И все-таки, прожив в этом доме много лет, Марта научилась по самым ничтожным приметам, по обрывкам слов, по малейшим жестам распознавать, каково настроение этих трех мужчин, какие заботы навалились на их плечи, какие замыслы не дают им спать по ночам.

Марта знала и видела многое, но, лишь когда Петер уехал в Ленинград, она поняла, что этот простой молчаливый парень является поистине душой семейства Вецапиней. У Виктора с отцом не было никаких точек соприкосновения, не говоря уж о близости. Виктор то ли стыдился, то ли был слишком горд, чтобы обращаться к отцу за каким-нибудь советом. Марта отлично знала, что у Виктора не держатся деньги в кармане. Стипендии у него быстро таяла, и он страдал от безденежья, но никогда не просил денег у отца — выручал старший брат Петер.
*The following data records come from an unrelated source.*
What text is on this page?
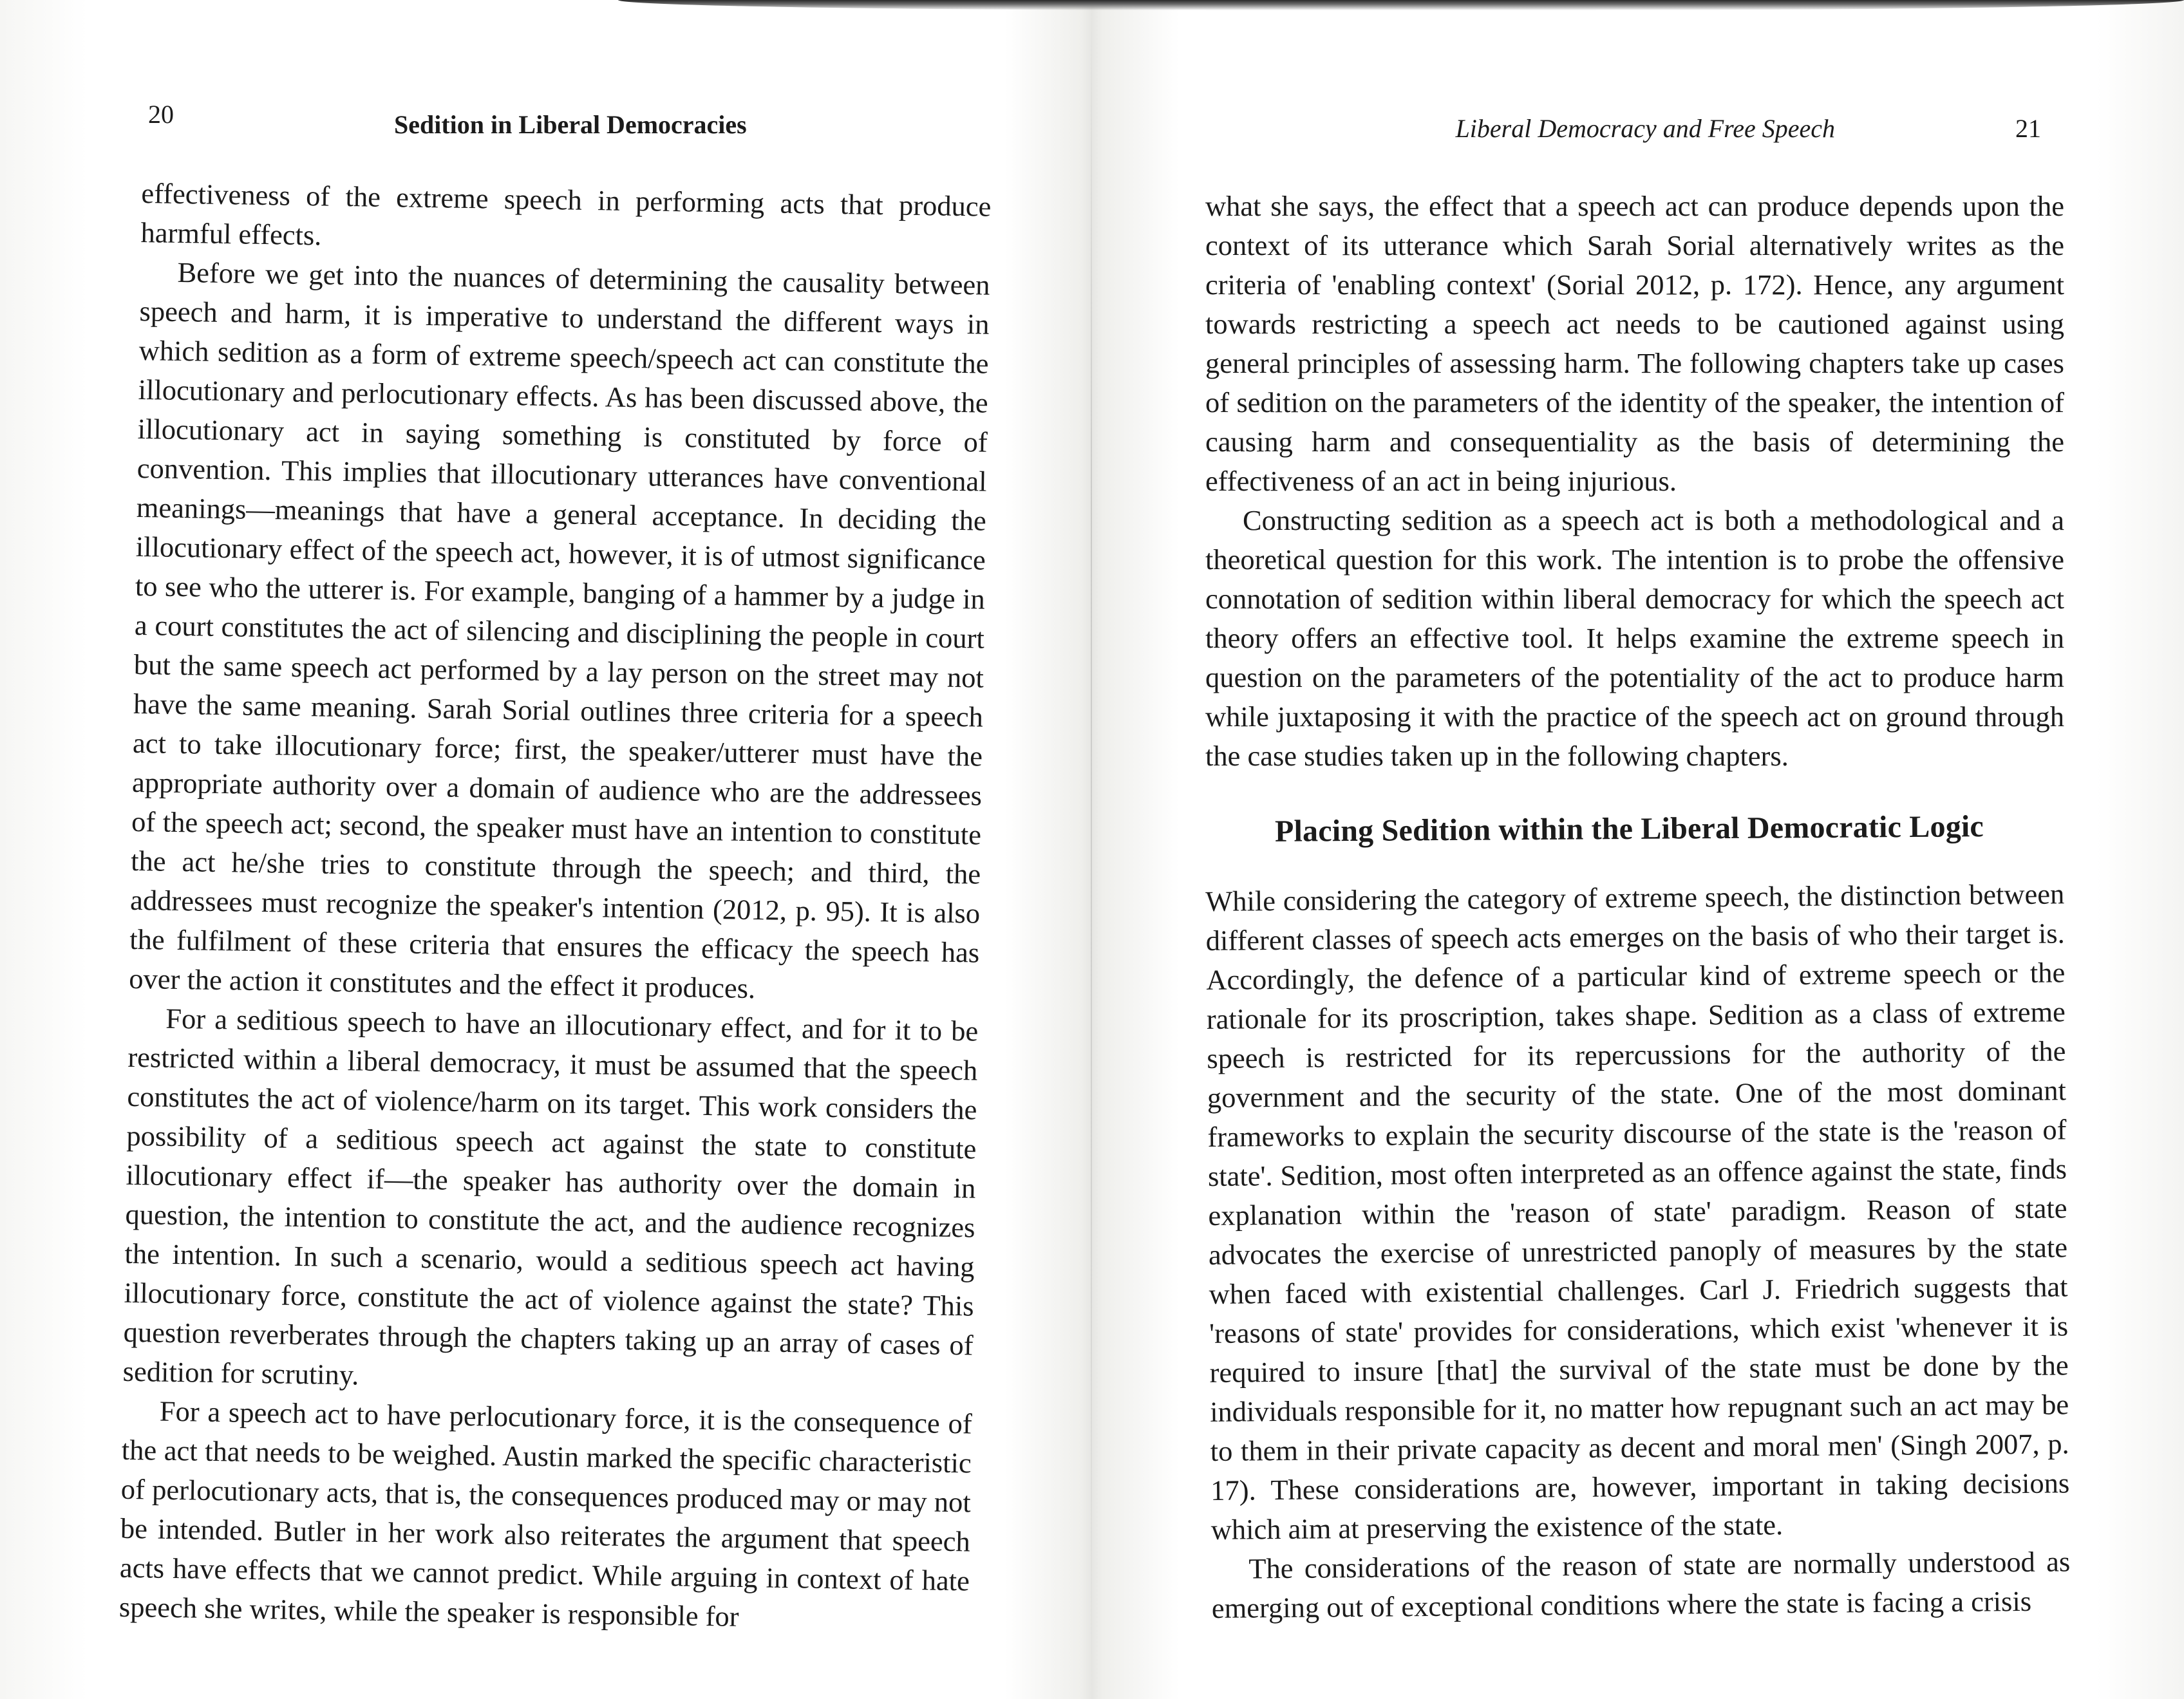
20	Sedition in Liberal Democracies

effectiveness of the extreme speech in performing acts that produce harmful effects.

Before we get into the nuances of determining the causality between speech and harm, it is imperative to understand the different ways in which sedition as a form of extreme speech/speech act can constitute the illocutionary and perlocutionary effects. As has been discussed above, the illocutionary act in saying something is constituted by force of convention. This implies that illocutionary utterances have conventional meanings—meanings that have a general acceptance. In deciding the illocutionary effect of the speech act, however, it is of utmost significance to see who the utterer is. For example, banging of a hammer by a judge in a court constitutes the act of silencing and disciplining the people in court but the same speech act performed by a lay person on the street may not have the same meaning. Sarah Sorial outlines three criteria for a speech act to take illocutionary force; first, the speaker/utterer must have the appropriate authority over a domain of audience who are the addressees of the speech act; second, the speaker must have an intention to constitute the act he/she tries to constitute through the speech; and third, the addressees must recognize the speaker's intention (2012, p. 95). It is also the fulfilment of these criteria that ensures the efficacy the speech has over the action it constitutes and the effect it produces.

For a seditious speech to have an illocutionary effect, and for it to be restricted within a liberal democracy, it must be assumed that the speech constitutes the act of violence/harm on its target. This work considers the possibility of a seditious speech act against the state to constitute illocutionary effect if—the speaker has authority over the domain in question, the intention to constitute the act, and the audience recognizes the intention. In such a scenario, would a seditious speech act having illocutionary force, constitute the act of violence against the state? This question reverberates through the chapters taking up an array of cases of sedition for scrutiny.

For a speech act to have perlocutionary force, it is the consequence of the act that needs to be weighed. Austin marked the specific characteristic of perlocutionary acts, that is, the consequences produced may or may not be intended. Butler in her work also reiterates the argument that speech acts have effects that we cannot predict. While arguing in context of hate speech she writes, while the speaker is responsible for

Liberal Democracy and Free Speech	21

what she says, the effect that a speech act can produce depends upon the context of its utterance which Sarah Sorial alternatively writes as the criteria of 'enabling context' (Sorial 2012, p. 172). Hence, any argument towards restricting a speech act needs to be cautioned against using general principles of assessing harm. The following chapters take up cases of sedition on the parameters of the identity of the speaker, the intention of causing harm and consequentiality as the basis of determining the effectiveness of an act in being injurious.

Constructing sedition as a speech act is both a methodological and a theoretical question for this work. The intention is to probe the offensive connotation of sedition within liberal democracy for which the speech act theory offers an effective tool. It helps examine the extreme speech in question on the parameters of the potentiality of the act to produce harm while juxtaposing it with the practice of the speech act on ground through the case studies taken up in the following chapters.

Placing Sedition within the Liberal Democratic Logic

While considering the category of extreme speech, the distinction between different classes of speech acts emerges on the basis of who their target is. Accordingly, the defence of a particular kind of extreme speech or the rationale for its proscription, takes shape. Sedition as a class of extreme speech is restricted for its repercussions for the authority of the government and the security of the state. One of the most dominant frameworks to explain the security discourse of the state is the 'reason of state'. Sedition, most often interpreted as an offence against the state, finds explanation within the 'reason of state' paradigm. Reason of state advocates the exercise of unrestricted panoply of measures by the state when faced with existential challenges. Carl J. Friedrich suggests that 'reasons of state' provides for considerations, which exist 'whenever it is required to insure [that] the survival of the state must be done by the individuals responsible for it, no matter how repugnant such an act may be to them in their private capacity as decent and moral men' (Singh 2007, p. 17). These considerations are, however, important in taking decisions which aim at preserving the existence of the state.

The considerations of the reason of state are normally understood as emerging out of exceptional conditions where the state is facing a crisis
Петеру же Виктор рассказывал о своих успехах и огорчениях — братья доверяли друг другу. Притом и Петера находилось о чем поговорить и с отцом. Таким образом старший сын представлял собой как бы мост между двумя вершинами семьи Вецапиней.

Теперь, когда этот мост отсутствовал, горные вершины оказались не только разобщены, но и отдалились друг от друга.

Виктор почти не жил дома, а значит, не работал и не учился. Довольно часто звонили его однокурсники, даже иногда заходили, разыскивая Виктора, — очевидно, беспокоились о нем и хотели в чем-то помочь. Но он уперся, не слушал никого и все больше отрывался от них. Зато Мартин Вецапинь накинулся на работу и на свои исследования с всепоглощающей страстью, свойственной лишь людям, постигшим, что им суждено прожить недолго.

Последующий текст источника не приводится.